The difference is the first time you call ToList() it converts the IQueryable(which is just a definition of a query) to a list of IEnumerable(querying the database). In other words you get back a list of objects that are now in memory, so any further LINQ calls on the resulting list use the IEnumerable version that works with in-memory objects. Additionally EF has a feature which caches results, so even if you call ToList on the original IQueryable reference, it is likely to use the in-memory objects instead of fetching them from the database. I am guessing that Count hits the database again instead of counting the cached results, because the query for count is not the same query for the ToList(it is a type of aggregate/grouping), and also perhaps it is designed that way because the DB engine is more efficient at providing a count.

In your example, costCenters is an IQueryable, because all you do is define a query, but not call ToList yet. lstCostCenter is the IEnumerable representing the in-memory results from the query after being executed with ToList.
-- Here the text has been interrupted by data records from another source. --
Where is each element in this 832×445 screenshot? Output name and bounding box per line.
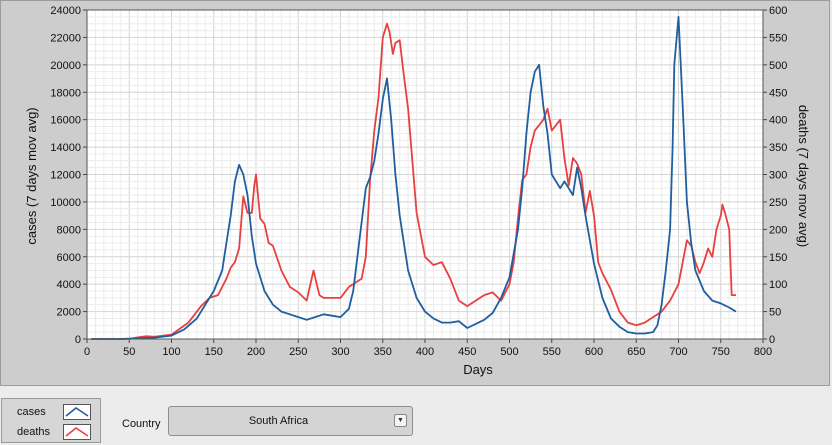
- y-tick-label: 4000: [57, 279, 81, 291]
- y2-tick-label: 300: [769, 170, 787, 182]
- legend-item-deaths[interactable]: deaths: [2, 423, 102, 443]
- y-tick-label: 22000: [50, 32, 81, 44]
- deaths-line-icon: [65, 427, 89, 437]
- y-tick-label: 14000: [50, 142, 81, 154]
- y-tick-label: 0: [75, 334, 81, 346]
- x-tick-label: 450: [458, 346, 476, 358]
- y-tick-label: 2000: [57, 307, 81, 319]
- cases-line-icon: [65, 407, 89, 417]
- y2-axis-label: deaths (7 days mov avg): [796, 105, 811, 247]
- country-select-value: South Africa: [248, 415, 309, 427]
- x-tick-label: 150: [205, 346, 223, 358]
- country-select[interactable]: South Africa ▼: [168, 406, 413, 436]
- series-line-deaths: [91, 22, 736, 340]
- y2-tick-label: 0: [769, 334, 775, 346]
- y-tick-label: 24000: [50, 5, 81, 17]
- x-tick-label: 600: [585, 346, 603, 358]
- x-tick-label: 350: [374, 346, 392, 358]
- y-tick-label: 18000: [50, 87, 81, 99]
- x-tick-label: 650: [627, 346, 645, 358]
- x-tick-label: 100: [162, 346, 180, 358]
- chevron-down-icon[interactable]: ▼: [394, 414, 407, 427]
- legend: cases deaths: [1, 398, 101, 443]
- y2-tick-label: 400: [769, 115, 787, 127]
- y2-tick-label: 600: [769, 5, 787, 17]
- x-tick-label: 550: [543, 346, 561, 358]
- y-tick-label: 12000: [50, 170, 81, 182]
- legend-item-cases[interactable]: cases: [2, 403, 102, 423]
- chart-panel: 0 50 100 150 200 250 300 350 400 450 500 550 600 650 7…: [0, 0, 830, 386]
- x-tick-label: 800: [754, 346, 772, 358]
- line-chart: 0 50 100 150 200 250 300 350 400 450 500 550 600 650 7…: [24, 5, 811, 377]
- y-tick-label: 20000: [50, 60, 81, 72]
- plot-frame: [86, 9, 764, 340]
- x-tick-label: 400: [416, 346, 434, 358]
- y-tick-label: 10000: [50, 197, 81, 209]
- country-label: Country: [122, 418, 161, 430]
- legend-swatch-deaths: [63, 424, 91, 440]
- y2-tick-label: 200: [769, 224, 787, 236]
- y2-tick-label: 250: [769, 197, 787, 209]
- x-tick-label: 700: [669, 346, 687, 358]
- y-axis-label: cases (7 days mov avg): [24, 107, 39, 244]
- x-tick-label: 0: [84, 346, 90, 358]
- y2-tick-label: 50: [769, 307, 781, 319]
- y-tick-label: 16000: [50, 115, 81, 127]
- y2-tick-label: 500: [769, 60, 787, 72]
- legend-label-cases: cases: [17, 406, 46, 418]
- x-tick-label: 750: [712, 346, 730, 358]
- x-tick-label: 250: [289, 346, 307, 358]
- y2-tick-label: 150: [769, 252, 787, 264]
- y2-tick-label: 550: [769, 32, 787, 44]
- y2-tick-label: 100: [769, 279, 787, 291]
- x-axis-label: Days: [463, 362, 493, 377]
- y-tick-label: 8000: [57, 224, 81, 236]
- x-tick-label: 500: [500, 346, 518, 358]
- x-tick-label: 300: [331, 346, 349, 358]
- y2-tick-label: 450: [769, 87, 787, 99]
- y-tick-label: 6000: [57, 252, 81, 264]
- x-tick-label: 50: [123, 346, 135, 358]
- legend-swatch-cases: [63, 404, 91, 420]
- x-tick-label: 200: [247, 346, 265, 358]
- series-line-cases: [91, 15, 737, 340]
- y2-tick-label: 350: [769, 142, 787, 154]
- legend-label-deaths: deaths: [17, 426, 51, 438]
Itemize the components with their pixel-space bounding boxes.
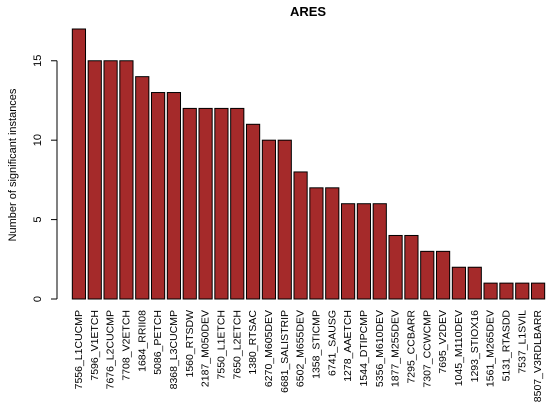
- x-tick-label: 6681_SALISTRIP: [279, 310, 291, 393]
- bar-2187_M050DEV: [198, 107, 213, 300]
- y-axis: 0 5 10 15: [32, 55, 58, 302]
- x-tick-label: 6741_SAUSG: [326, 310, 338, 376]
- bar-1561_M265DEV: [483, 282, 498, 300]
- bar-1544_DTIPCMP: [356, 203, 372, 300]
- bar-7676_L2CUCMP: [103, 60, 118, 300]
- x-tick-label: 1561_M265DEV: [485, 310, 497, 387]
- bar-7307_CCWCMP: [420, 250, 435, 300]
- bar-6741_SAUSG: [325, 187, 340, 300]
- bar-1380_RTSAC: [245, 123, 261, 300]
- bar-1684_RRII08: [135, 76, 150, 300]
- x-tick-label: 7307_CCWCMP: [421, 310, 433, 388]
- y-tick-label: 0: [32, 296, 44, 302]
- x-tick-label: 7708_V2ETCH: [120, 310, 132, 381]
- x-tick-label: 5086_PETCH: [152, 310, 164, 375]
- x-tick-label: 2187_M050DEV: [200, 310, 212, 387]
- bar-7556_L1CUCMP: [71, 28, 87, 300]
- x-tick-label: 1560_RTSDW: [184, 310, 196, 378]
- bar-1560_RTSDW: [182, 107, 197, 300]
- chart-title: ARES: [290, 4, 326, 19]
- bar-7708_V2ETCH: [119, 60, 134, 300]
- bar-1358_STICMP: [309, 187, 324, 300]
- x-tick-label: 5131_RTASDD: [500, 310, 512, 382]
- bar-5086_PETCH: [150, 92, 166, 300]
- bar-5356_M610DEV: [372, 203, 387, 300]
- y-tick-label: 15: [32, 55, 44, 67]
- bar-6270_M605DEV: [261, 139, 277, 300]
- bar-7695_V2DEV: [435, 250, 451, 300]
- bar-1045_M110DEV: [451, 266, 467, 300]
- bar-5131_RTASDD: [499, 282, 514, 300]
- bar-6681_SALISTRIP: [277, 139, 292, 300]
- x-tick-label: 5356_M610DEV: [374, 310, 386, 387]
- x-tick-label: 7596_V1ETCH: [89, 310, 101, 381]
- x-tick-label: 6270_M605DEV: [263, 310, 275, 387]
- x-tick-label: 7676_L2CUCMP: [105, 310, 117, 389]
- x-tick-label: 1684_RRII08: [136, 310, 148, 372]
- bar-7650_L2ETCH: [230, 107, 245, 300]
- bar-8507_V3RDLBARR: [530, 282, 546, 300]
- x-axis-labels: 7556_L1CUCMP 7596_V1ETCH 7676_L2CUCMP 7708_…: [73, 310, 544, 403]
- bar-1278_AAETCH: [340, 203, 356, 300]
- x-tick-label: 7295_CCBARR: [405, 310, 417, 384]
- x-tick-label: 1380_RTSAC: [247, 310, 259, 375]
- y-tick-label: 5: [32, 217, 44, 223]
- x-tick-label: 8368_L3CUCMP: [168, 310, 180, 389]
- bar-7550_L1ETCH: [214, 107, 229, 300]
- y-axis-label: Number of significant instances: [7, 88, 19, 241]
- x-tick-label: 1544_DTIPCMP: [358, 310, 370, 386]
- x-tick-label: 7650_L2ETCH: [231, 310, 243, 379]
- bar-7537_L1SVIL: [515, 282, 530, 300]
- x-tick-label: 1293_STIOX16: [469, 310, 481, 383]
- x-tick-label: 1358_STICMP: [310, 310, 322, 379]
- bars-group: [71, 28, 546, 300]
- x-tick-label: 7556_L1CUCMP: [73, 310, 85, 389]
- bar-7596_V1ETCH: [87, 60, 102, 300]
- bar-6502_M655DEV: [293, 171, 308, 300]
- x-tick-label: 7550_L1ETCH: [215, 310, 227, 379]
- bar-1877_M255DEV: [388, 234, 403, 300]
- x-tick-label: 8507_V3RDLBARR: [532, 310, 544, 403]
- x-tick-label: 7695_V2DEV: [437, 310, 449, 374]
- x-tick-label: 1877_M255DEV: [390, 310, 402, 387]
- bar-7295_CCBARR: [404, 234, 419, 300]
- x-tick-label: 1278_AAETCH: [342, 310, 354, 382]
- x-tick-label: 1045_M110DEV: [453, 310, 465, 386]
- x-tick-label: 6502_M655DEV: [295, 310, 307, 387]
- bar-8368_L3CUCMP: [166, 92, 182, 300]
- bar-1293_STIOX16: [467, 266, 482, 300]
- y-tick-label: 10: [32, 134, 44, 146]
- x-tick-label: 7537_L1SVIL: [516, 310, 528, 374]
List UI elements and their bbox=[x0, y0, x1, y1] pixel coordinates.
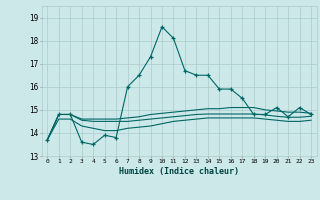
X-axis label: Humidex (Indice chaleur): Humidex (Indice chaleur) bbox=[119, 167, 239, 176]
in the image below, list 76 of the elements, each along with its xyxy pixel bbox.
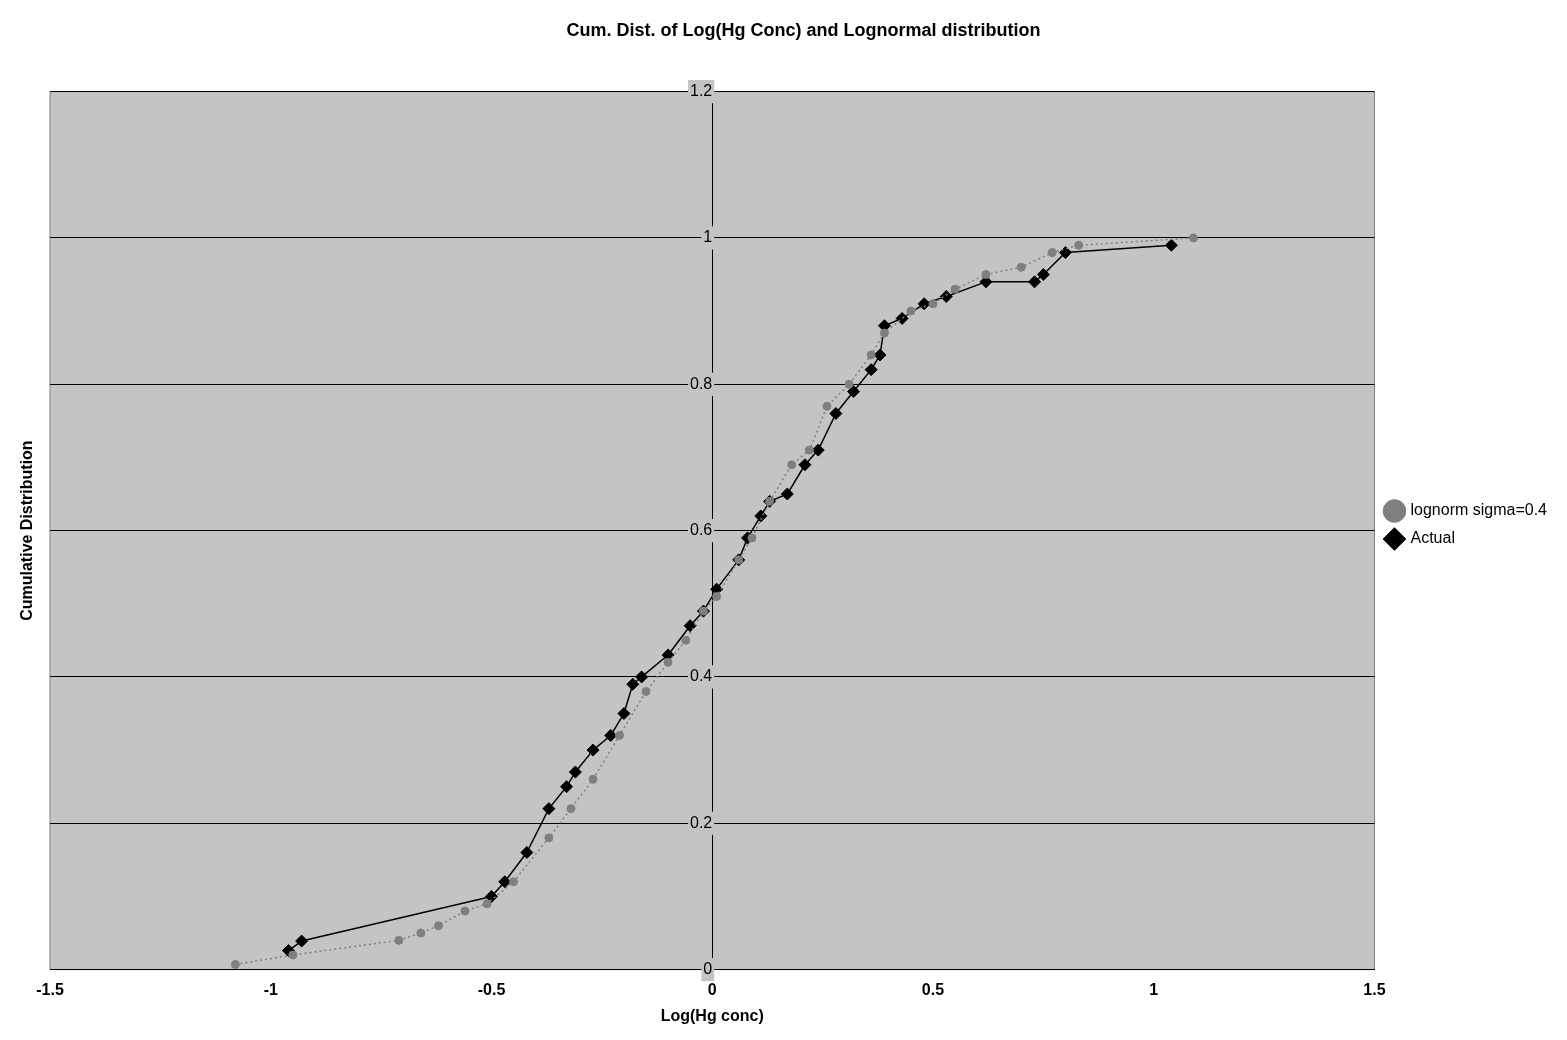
point: [617, 707, 631, 721]
x-tick-label: -1.5: [36, 980, 64, 998]
point: [394, 935, 404, 945]
point: [879, 328, 889, 338]
point: [1028, 275, 1042, 289]
point: [939, 289, 953, 303]
point: [780, 487, 794, 501]
point: [544, 833, 554, 843]
y-tick-label: 0.8: [689, 374, 713, 392]
point: [906, 306, 916, 316]
point: [1074, 240, 1084, 250]
point: [950, 284, 960, 294]
chart-title: Cum. Dist. of Log(Hg Conc) and Lognormal distribution: [566, 19, 1041, 40]
point: [588, 774, 598, 784]
point: [520, 846, 534, 860]
point: [829, 407, 843, 421]
point: [460, 906, 470, 916]
y-tick-label: 1.2: [689, 82, 713, 100]
point: [560, 780, 574, 794]
point: [663, 657, 673, 667]
point: [482, 899, 492, 909]
x-tick-label: 1: [1149, 980, 1159, 998]
point: [434, 921, 444, 931]
point: [712, 591, 722, 601]
x-tick-label: -0.5: [477, 980, 506, 998]
point: [811, 443, 825, 457]
point: [542, 802, 556, 816]
point: [747, 533, 757, 543]
y-axis-title: Cumulative Distribution: [18, 440, 36, 621]
point: [1036, 268, 1050, 282]
point: [1016, 262, 1026, 272]
point: [586, 743, 600, 757]
point: [847, 385, 861, 399]
point: [754, 509, 768, 523]
point: [566, 804, 576, 814]
point: [787, 460, 797, 470]
point: [485, 889, 498, 903]
point: [928, 299, 938, 309]
point: [615, 730, 625, 740]
y-tick-label: 1: [703, 228, 713, 246]
point: [635, 670, 649, 684]
y-tick-label: 0.6: [689, 521, 713, 539]
point: [568, 765, 582, 779]
point: [1047, 248, 1057, 258]
x-tick-label: 1.5: [1363, 980, 1386, 998]
point: [626, 677, 640, 691]
point: [895, 311, 909, 325]
y-tick-label: 0.2: [689, 813, 713, 831]
x-tick-label: -1: [263, 980, 278, 998]
point: [981, 270, 991, 280]
y-tick-label: 0: [703, 960, 713, 978]
y-tick-label: 0.4: [689, 667, 713, 685]
point: [416, 928, 426, 938]
point: [230, 959, 240, 969]
point: [1164, 238, 1178, 252]
point: [681, 635, 691, 645]
point: [683, 619, 697, 633]
x-tick-label: 0.5: [921, 980, 945, 998]
point: [864, 363, 878, 377]
point: [1188, 233, 1198, 243]
legend-label: lognorm sigma=0.4: [1410, 501, 1548, 519]
x-axis-title: Log(Hg conc): [660, 1006, 764, 1024]
point: [509, 877, 519, 887]
point: [641, 687, 651, 697]
point: [1058, 246, 1072, 260]
legend-label: Actual: [1410, 529, 1455, 547]
point: [798, 458, 812, 472]
point: [844, 379, 854, 389]
point: [917, 297, 931, 311]
point: [498, 875, 512, 889]
point: [822, 401, 832, 411]
point: [804, 445, 814, 455]
point: [604, 728, 618, 742]
point: [288, 950, 298, 960]
point: [866, 350, 876, 360]
point: [295, 934, 309, 948]
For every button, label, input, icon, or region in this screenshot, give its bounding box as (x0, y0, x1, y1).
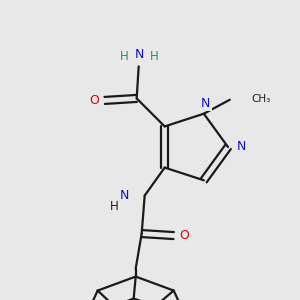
Text: H: H (150, 50, 159, 63)
Text: CH₃: CH₃ (252, 94, 271, 104)
Text: N: N (201, 97, 211, 110)
Text: N: N (236, 140, 246, 154)
Text: H: H (110, 200, 119, 213)
Text: H: H (120, 50, 129, 63)
Text: O: O (90, 94, 100, 107)
Text: N: N (119, 189, 129, 202)
Text: N: N (135, 48, 144, 61)
Text: O: O (180, 229, 190, 242)
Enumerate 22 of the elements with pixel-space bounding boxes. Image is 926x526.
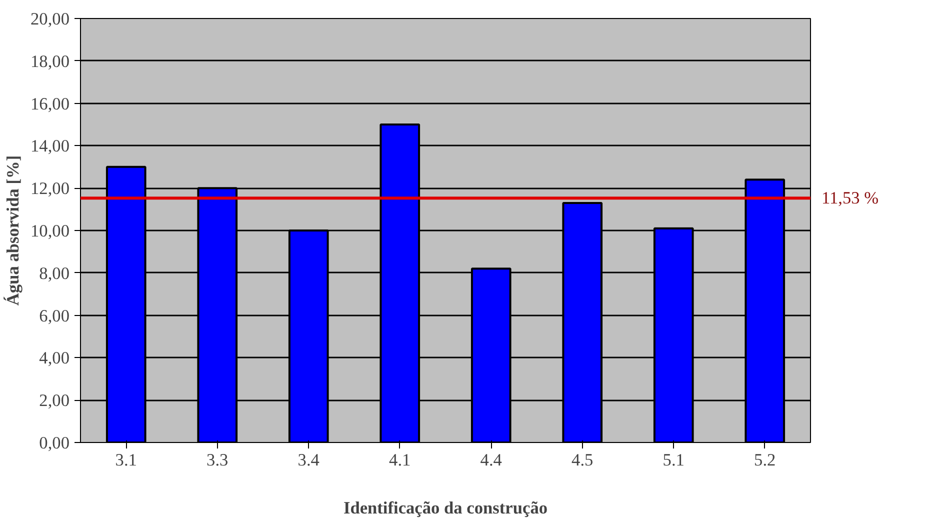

Usually immediate calls that produce results, .Count, .ToList, etc. when performed on IQueryable will result in a DB call(the exception being when it finds cached results that it can reuse), and calls on the IEnumerable object(in your case lstCostCenter) will operate in-memory.

To get more predictable results, then call ToList on the IQueryable first, and make all further calls on the IEnumerable. In other words, anything you call on lstCostCenter is guaranteed not to hit the database. This is usually the best way to handle it, except if you expect the resulting lists to be large. For example, if lstCostCenter ended up with a 10,000 objects, you probably wouldn't then want to do lstCostCenter.Where(x=>x.Blah > 5) because that would loop over all 10,000 objects in memory to filter them. In such a case it would be better to modify the query first by appending the additional call to the IQueryable and then calling ToList so that we leverage the DB engine which is better at handling large sets: costCenters.Where(x=>x.Blah > 5).ToList().